Da giorni, sia sugli organi di stampa che sui social media, ha trovato largo spazio ed amplissima diffusione la notizia circa l'arrivo salvifico in Calabria della Ferrero che - questa la narrazione - determinerebbe la rinascita ed il rilancio della filiera corilicola calabrese" afferma Rotiroti.

Nell'entusiasmo con cui viene raccontata questa notizia c'è - evidentemente - una condivisibile speranza di riscatto alimentata però da una superficiale conoscenza dei luoghi, della produzione, della filiera, delle strategie di sviluppo già messe in atto e perseguite con determinazione e fatica" aggiunge il presidente del Consorzio.

In realtà, il Consorzio della nocciola Tonda calabrese era stato contattato già tre anni fa dalla Ferrero che si apprestava a lanciare il “Progetto nocciola Italia” ed era subito partita la risposta negativa del sodalizio. La scelta di Ferrero di fidelizzare corilicoltori in Calabria, con due stabilimenti vicini, uno in provincia di Potenza e l’altro in provincia di Avellino, era volta al completamento dell’operazione già avviata in Basilicata, con contratti di coltivazione su noccioleti da piantare ex novo.

“Abbiamo risposto no – spiega Rotiroti - In primo luogo per la qualità della pianta, i nostri alberi - che ci donano la Tonda calabrese - non hanno le caratteristiche per una produzione ben più intensiva; per gli obiettivi della Ferrero di fatto non basterebbe l'intero territorio vocato alla produzione e ricompreso tra i comuni di Cardinale, Torre di Ruggiero e Simbario”.

La Tonda calabrese, secondo il Consorzio, ha una qualità riconosciuta ormai a livello nazionale ed internazionale” mentre invece “il progetto della multinazionale richiederebbe grandi distese, una qualità ridotta a fronte di una quantità che sarebbe invece enormemente superiore”.
A Rotiroti non sta bene che “Le nocciole sarebbero poi trasformate fuori, è un meccanismo che conosciamo, che non ha prodotto e non produrrà occupazione relegandoci ad essere non imprenditori, ma coloni di una logica che non condividiamo”.

Il Consorzio invece persegue una strategia alternativa, che punta sulla “qualità e una trasformazione del prodotto che deve avvenire qui, consentendo alle imprese di strutturarsi ed ai territori di mantenere la propria identità”.

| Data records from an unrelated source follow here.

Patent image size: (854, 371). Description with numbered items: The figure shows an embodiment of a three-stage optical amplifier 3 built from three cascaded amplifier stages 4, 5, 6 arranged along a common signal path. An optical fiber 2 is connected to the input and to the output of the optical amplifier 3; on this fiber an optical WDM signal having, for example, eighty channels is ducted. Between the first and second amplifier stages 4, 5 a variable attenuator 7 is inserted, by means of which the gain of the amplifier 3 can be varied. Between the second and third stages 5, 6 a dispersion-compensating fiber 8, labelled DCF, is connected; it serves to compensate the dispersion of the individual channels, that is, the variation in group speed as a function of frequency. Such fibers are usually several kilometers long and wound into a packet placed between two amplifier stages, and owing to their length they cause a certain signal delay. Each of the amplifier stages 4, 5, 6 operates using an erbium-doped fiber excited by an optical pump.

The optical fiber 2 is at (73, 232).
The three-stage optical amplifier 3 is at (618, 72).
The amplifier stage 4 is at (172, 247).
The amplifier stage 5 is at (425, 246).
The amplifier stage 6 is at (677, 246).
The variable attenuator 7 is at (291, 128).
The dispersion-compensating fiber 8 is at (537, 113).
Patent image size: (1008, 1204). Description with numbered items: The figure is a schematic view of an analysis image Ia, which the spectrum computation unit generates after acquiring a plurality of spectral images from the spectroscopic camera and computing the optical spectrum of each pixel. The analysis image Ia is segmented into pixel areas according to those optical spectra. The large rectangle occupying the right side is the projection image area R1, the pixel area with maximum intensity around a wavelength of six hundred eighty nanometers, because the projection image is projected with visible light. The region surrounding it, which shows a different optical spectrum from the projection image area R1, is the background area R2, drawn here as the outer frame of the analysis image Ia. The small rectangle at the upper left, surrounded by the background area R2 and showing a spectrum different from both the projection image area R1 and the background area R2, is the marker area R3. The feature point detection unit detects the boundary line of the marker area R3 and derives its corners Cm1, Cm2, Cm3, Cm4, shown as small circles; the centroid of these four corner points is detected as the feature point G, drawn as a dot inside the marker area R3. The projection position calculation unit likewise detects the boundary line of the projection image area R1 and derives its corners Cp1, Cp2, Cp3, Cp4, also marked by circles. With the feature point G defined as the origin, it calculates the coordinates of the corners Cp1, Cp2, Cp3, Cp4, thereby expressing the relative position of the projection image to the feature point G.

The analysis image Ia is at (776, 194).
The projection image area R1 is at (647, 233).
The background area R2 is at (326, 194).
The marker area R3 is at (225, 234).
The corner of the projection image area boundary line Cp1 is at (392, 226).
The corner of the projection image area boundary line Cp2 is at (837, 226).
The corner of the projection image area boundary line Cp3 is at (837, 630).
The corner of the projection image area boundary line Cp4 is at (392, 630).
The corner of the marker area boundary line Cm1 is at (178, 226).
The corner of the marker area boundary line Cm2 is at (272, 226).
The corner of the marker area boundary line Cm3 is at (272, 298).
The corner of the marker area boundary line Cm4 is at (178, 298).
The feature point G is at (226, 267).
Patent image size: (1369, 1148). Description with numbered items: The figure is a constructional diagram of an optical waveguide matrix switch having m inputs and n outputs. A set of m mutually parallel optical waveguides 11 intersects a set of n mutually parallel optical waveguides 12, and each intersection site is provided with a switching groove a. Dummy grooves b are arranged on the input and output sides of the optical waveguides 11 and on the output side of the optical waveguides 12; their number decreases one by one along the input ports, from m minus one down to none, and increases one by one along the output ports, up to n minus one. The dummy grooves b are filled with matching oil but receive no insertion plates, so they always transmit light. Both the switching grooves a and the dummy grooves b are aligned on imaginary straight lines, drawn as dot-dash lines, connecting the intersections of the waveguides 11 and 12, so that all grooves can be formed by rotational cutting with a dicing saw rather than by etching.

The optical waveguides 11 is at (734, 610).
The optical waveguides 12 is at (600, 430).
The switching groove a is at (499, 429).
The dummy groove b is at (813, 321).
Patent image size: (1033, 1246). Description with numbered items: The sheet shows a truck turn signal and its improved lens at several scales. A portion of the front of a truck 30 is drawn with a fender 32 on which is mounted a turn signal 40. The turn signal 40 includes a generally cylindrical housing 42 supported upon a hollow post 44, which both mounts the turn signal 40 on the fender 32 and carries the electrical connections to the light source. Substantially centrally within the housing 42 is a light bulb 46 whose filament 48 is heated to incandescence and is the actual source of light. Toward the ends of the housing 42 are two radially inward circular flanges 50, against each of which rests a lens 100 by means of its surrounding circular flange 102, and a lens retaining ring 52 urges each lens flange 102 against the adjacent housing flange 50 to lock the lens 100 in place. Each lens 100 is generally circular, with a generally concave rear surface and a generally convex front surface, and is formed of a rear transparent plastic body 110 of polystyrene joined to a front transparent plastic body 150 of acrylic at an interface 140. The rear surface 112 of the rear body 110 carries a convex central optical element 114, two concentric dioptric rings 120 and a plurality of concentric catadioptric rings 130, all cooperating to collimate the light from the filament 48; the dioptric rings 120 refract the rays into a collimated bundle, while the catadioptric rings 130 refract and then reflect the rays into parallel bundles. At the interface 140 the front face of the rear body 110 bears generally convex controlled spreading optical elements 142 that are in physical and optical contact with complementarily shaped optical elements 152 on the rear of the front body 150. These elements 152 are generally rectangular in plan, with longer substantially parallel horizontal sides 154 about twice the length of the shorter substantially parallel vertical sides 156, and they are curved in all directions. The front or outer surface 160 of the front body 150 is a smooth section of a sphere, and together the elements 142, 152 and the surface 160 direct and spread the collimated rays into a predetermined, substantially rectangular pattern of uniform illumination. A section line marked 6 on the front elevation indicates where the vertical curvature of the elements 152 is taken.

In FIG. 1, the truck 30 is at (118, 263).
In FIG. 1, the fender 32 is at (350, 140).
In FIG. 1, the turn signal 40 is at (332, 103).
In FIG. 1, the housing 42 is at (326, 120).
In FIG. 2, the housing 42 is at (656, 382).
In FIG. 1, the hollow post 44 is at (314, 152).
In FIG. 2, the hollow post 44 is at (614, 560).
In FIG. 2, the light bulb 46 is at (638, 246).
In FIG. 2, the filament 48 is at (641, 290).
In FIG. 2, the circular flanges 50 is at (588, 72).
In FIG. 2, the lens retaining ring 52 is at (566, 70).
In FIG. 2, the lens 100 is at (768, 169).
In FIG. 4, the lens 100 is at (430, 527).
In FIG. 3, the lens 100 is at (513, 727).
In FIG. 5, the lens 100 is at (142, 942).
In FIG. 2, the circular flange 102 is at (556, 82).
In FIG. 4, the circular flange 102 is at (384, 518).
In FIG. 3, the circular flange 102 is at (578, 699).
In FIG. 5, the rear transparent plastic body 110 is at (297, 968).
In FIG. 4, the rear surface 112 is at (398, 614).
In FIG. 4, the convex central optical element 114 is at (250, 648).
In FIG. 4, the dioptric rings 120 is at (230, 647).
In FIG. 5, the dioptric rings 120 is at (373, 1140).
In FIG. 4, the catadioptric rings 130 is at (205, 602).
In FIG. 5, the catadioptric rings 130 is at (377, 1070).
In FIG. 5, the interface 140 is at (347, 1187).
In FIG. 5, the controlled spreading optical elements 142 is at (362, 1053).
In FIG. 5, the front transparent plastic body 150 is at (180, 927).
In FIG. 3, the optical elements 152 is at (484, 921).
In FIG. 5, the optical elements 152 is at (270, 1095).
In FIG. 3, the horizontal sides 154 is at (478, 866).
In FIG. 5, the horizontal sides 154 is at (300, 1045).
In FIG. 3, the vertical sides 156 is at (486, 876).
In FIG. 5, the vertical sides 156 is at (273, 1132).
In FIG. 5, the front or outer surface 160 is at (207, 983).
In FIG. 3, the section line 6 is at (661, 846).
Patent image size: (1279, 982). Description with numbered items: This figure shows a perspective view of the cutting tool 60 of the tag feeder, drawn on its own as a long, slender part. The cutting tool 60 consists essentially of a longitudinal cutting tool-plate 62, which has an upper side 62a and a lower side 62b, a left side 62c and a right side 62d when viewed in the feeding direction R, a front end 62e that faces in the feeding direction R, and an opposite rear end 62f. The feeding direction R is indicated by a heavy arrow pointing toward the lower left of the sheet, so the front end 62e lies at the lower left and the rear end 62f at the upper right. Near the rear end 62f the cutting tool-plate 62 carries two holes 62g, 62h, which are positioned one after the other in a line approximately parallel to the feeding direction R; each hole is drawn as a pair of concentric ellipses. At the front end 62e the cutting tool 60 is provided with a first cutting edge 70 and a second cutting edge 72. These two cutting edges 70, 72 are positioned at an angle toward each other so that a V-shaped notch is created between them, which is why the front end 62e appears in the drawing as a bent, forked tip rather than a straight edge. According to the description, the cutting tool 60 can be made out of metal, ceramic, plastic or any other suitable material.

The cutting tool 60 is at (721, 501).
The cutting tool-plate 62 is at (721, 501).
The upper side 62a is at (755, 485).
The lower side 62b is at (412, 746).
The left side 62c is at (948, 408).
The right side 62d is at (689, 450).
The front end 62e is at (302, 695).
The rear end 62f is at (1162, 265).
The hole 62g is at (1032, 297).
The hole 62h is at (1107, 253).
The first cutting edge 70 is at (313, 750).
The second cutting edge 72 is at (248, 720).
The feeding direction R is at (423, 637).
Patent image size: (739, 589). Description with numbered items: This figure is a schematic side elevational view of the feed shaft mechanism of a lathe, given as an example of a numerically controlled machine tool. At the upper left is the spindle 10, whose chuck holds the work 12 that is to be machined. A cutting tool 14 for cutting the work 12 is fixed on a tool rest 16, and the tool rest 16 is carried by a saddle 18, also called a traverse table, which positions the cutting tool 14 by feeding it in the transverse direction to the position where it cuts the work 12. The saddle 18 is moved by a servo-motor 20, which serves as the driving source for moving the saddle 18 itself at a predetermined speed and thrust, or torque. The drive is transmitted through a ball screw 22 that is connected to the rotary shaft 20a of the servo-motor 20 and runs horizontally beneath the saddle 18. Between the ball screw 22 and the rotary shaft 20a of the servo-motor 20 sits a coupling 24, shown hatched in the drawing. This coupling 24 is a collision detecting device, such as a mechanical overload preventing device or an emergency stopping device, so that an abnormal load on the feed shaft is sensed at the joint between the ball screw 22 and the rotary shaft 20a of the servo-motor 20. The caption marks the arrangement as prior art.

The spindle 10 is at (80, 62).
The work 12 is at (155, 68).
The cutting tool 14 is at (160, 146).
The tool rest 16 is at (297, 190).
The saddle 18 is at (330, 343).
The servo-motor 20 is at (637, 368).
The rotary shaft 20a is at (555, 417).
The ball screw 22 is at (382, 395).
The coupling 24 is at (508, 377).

“Noi - come Consorzio di tutela - abbiamo un sogno che, per fortuna, si sta lentamente trasformando in realtà – aggiunge il presidente Rotiroti - Abbiamo deciso di puntare sul piccolo imprenditore che intende diventare grande attraverso la qualità del proprio prodotto. Cosi come abbiamo scelto - in linea con quanto accade in molte altre regioni - di associare alla nocciola i territori, con la loro identità e la loro storia; oggi la logica che produce profitto per i territori ed occupazione per i calabresi è quella che guarda sì al consumatore, ma lo qualifica al tempo stesso come turista e ospite”.

Una strategia, quella del Consorzio, che lega il consumo della nocciola alla fruizione e al soggiorno nei borghi e nei territori rurali calabresi, all'offerta di prodotti, servizi, ristorazione, ospitalità, esperienze all'interno di sistemi più ricchi e complessi che valorizzino comunità e territori.

“Ecco perché chiediamo da tempo alla ministra Teresa Bellanova la convocazione del Tavolo corilicolo nazionale – concludere Rotiroti - e condividiamo per intero le valutazioni espresse del presidente nazionale “Città della nocciola” Rosario d’Accunto, che sottolinea come la corilicoltura italiana non possa e non debba essere abbandonata alle scelte delle multinazionali”.